In the 1970s, the Israeli-Mexican physicist Jacob Bekenstein, connected an entropy to black holes in order to restablish this second law of thermodynamics. The work by British theoretical physicist Stephen Hawking, alongside the Australian Brandon Carter and the American James M. Bardeen, later refined the composition of this entropy. It depends both on Newton’s and Planck’s constants, which stem, respectively, from gravity and quantum mechanics. This puts black holes at the centre of the search for a unifying theory. 

Unlike a usual system, this entropy is proportional to the surface, and not the volume, of the black hole. This has led physicists, and in particular, the Dutch physicist Gerard ’t Hooft, to consider gravity as holographic, in that all information contained in a black hold is completely coded on its surface. It is similar to watching a 3D movie. The glasses will transform a deformed, two-dimensional image – a surface – into a three-dimensional visual experience – the volume. This emergent dimension in space is what could be at the origin of quantum gravity.

 

The playground of virtual spacetimes

String theory, where elementary particles are no longer defined as points but rather strings, confirms the idea of holography. This theory provides many examples of spacetimes with variable geometries and dimensions that physicists can manipulate as they like. It provides the first representation of the emergence of quantum gravity in a space called ‘anti de Sitter’ (AdS) based on another space, with one dimension less and governed by a non-gravitational theory, a Conformal Field Theory (CFT). In this case, the CFT is the two-dimensional image and the AdS is the volume in which the 3D image is found, like a hologram. The shift from one to another is complex, but is possible thanks to various transformation operations that are provided by a type of dictionary between physical observables. This is the AdS/CFT correspondence.

The initial question remains, however, because the AdS space, although practical in theory, does not represent our spacetime. This is where Monica Guică comes in. She has put forward a theoretical framework which is closer to our spacetime, all the while using existing transformation tools. The challenge was in finding the right surface theory that would allow gravity to emerge in volume.

 

The ice has been broken

The researcher focused her work on black hole event horizons, where escape velocity, which is necessary for an object to escape gravitational force, reaches the speed of light. In this place, physics becomes simpler. “For any black hole, string theory or otherwise, it is at this point that the structure of spacetime is universal,” she says. “We like this because precisely, we want to establish a universal theory.”

At the event horizon, spacetime becomes an AdS deformation. Monica Guică was inspired by the AdS/CFT correspondence to develop a similar correspondence there, between the deformed AdS and a non-gravitational and lower dimension field theory that is equivalent to CFT, and to obtain new holographic correspondence between volume and surface. In order to develop this new theoretical framework, she followed a rather unorthodox calculation pathway, starting from the CFT within the existing AdS/CFT correspondence.
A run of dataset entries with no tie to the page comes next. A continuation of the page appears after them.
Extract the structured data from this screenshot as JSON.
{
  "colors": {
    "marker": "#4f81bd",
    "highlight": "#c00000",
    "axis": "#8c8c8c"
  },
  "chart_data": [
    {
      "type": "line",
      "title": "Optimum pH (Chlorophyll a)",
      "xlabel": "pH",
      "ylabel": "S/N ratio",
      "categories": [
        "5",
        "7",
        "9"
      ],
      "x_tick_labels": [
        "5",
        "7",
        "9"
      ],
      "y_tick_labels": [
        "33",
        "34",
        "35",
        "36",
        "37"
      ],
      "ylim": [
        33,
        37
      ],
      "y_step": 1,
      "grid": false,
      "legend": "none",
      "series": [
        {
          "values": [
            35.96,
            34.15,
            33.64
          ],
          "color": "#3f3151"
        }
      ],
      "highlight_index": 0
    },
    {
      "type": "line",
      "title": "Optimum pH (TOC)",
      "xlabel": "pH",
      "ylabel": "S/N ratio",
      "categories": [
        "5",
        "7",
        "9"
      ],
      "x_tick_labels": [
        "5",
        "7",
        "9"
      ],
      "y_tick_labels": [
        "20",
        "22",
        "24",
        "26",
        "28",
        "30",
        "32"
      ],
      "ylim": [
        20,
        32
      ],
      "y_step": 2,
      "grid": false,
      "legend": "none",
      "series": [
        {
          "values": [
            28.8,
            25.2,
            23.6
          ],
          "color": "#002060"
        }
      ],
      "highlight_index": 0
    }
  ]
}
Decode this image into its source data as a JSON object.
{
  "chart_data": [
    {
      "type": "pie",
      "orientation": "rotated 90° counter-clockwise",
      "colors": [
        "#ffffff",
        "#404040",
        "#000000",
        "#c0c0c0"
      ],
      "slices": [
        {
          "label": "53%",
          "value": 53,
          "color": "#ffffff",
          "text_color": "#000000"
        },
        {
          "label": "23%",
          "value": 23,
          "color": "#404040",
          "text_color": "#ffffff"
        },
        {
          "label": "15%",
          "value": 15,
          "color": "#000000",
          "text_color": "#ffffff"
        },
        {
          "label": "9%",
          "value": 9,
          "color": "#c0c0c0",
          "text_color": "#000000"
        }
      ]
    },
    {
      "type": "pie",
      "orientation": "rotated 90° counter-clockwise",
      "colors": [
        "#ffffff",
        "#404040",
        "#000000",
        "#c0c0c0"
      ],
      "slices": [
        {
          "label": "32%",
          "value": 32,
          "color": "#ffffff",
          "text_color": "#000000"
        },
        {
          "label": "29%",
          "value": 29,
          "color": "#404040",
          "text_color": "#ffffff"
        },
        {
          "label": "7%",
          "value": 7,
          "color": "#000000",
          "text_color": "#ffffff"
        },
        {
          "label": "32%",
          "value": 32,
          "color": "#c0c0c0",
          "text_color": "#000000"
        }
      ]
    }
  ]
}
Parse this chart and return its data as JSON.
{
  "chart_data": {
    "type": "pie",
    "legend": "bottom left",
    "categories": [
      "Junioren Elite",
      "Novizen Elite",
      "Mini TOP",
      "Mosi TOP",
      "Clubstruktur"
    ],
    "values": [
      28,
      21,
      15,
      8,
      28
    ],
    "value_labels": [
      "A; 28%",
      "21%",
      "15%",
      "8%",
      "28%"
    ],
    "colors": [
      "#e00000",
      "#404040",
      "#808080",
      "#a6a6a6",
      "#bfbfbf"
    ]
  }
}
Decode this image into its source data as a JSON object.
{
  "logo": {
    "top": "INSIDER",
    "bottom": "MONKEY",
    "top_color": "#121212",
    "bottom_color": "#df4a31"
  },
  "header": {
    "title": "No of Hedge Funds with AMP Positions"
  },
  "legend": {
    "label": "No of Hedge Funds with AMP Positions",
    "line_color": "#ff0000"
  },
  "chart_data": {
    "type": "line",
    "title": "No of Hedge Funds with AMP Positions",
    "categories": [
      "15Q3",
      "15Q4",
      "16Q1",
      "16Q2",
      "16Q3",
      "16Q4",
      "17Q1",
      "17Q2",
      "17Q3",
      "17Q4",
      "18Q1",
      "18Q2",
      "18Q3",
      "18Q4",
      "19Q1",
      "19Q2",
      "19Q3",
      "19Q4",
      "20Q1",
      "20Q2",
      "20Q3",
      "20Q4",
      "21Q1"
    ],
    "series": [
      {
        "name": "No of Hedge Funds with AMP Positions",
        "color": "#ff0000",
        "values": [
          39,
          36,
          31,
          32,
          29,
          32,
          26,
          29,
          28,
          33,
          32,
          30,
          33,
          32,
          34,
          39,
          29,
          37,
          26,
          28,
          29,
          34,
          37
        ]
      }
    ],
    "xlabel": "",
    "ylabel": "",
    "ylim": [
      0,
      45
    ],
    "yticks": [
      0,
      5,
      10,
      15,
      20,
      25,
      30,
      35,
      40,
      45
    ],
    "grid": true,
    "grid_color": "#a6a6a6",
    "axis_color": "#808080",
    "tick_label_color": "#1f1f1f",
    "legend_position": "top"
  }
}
This is a counter-intuitive approach in physics because it is usually by starting with physics at a microscopic scale, that of molecules or very small objects, and with certain effects, that we obtain and understand macroscopic behaviour. “Large-scale physics forgets what happened to small-scale physics”, summarises Monica Guică.

Thanks to this reverse approach, the researcher has been able to formalise a certain number of tools and transformations between all these spaces. Studying the emergence of gravity in these general black holes is a little simpler today. “For nearly 25 years, research was focused on the AdS/CFT correspondence, or other very specific examples, says the researcher, but now, we are shifting towards the general and the concrete, knowing that this correspondence is the best understanding of quantum gravity that we have. The ice has been broken but there is still a lot to be done.”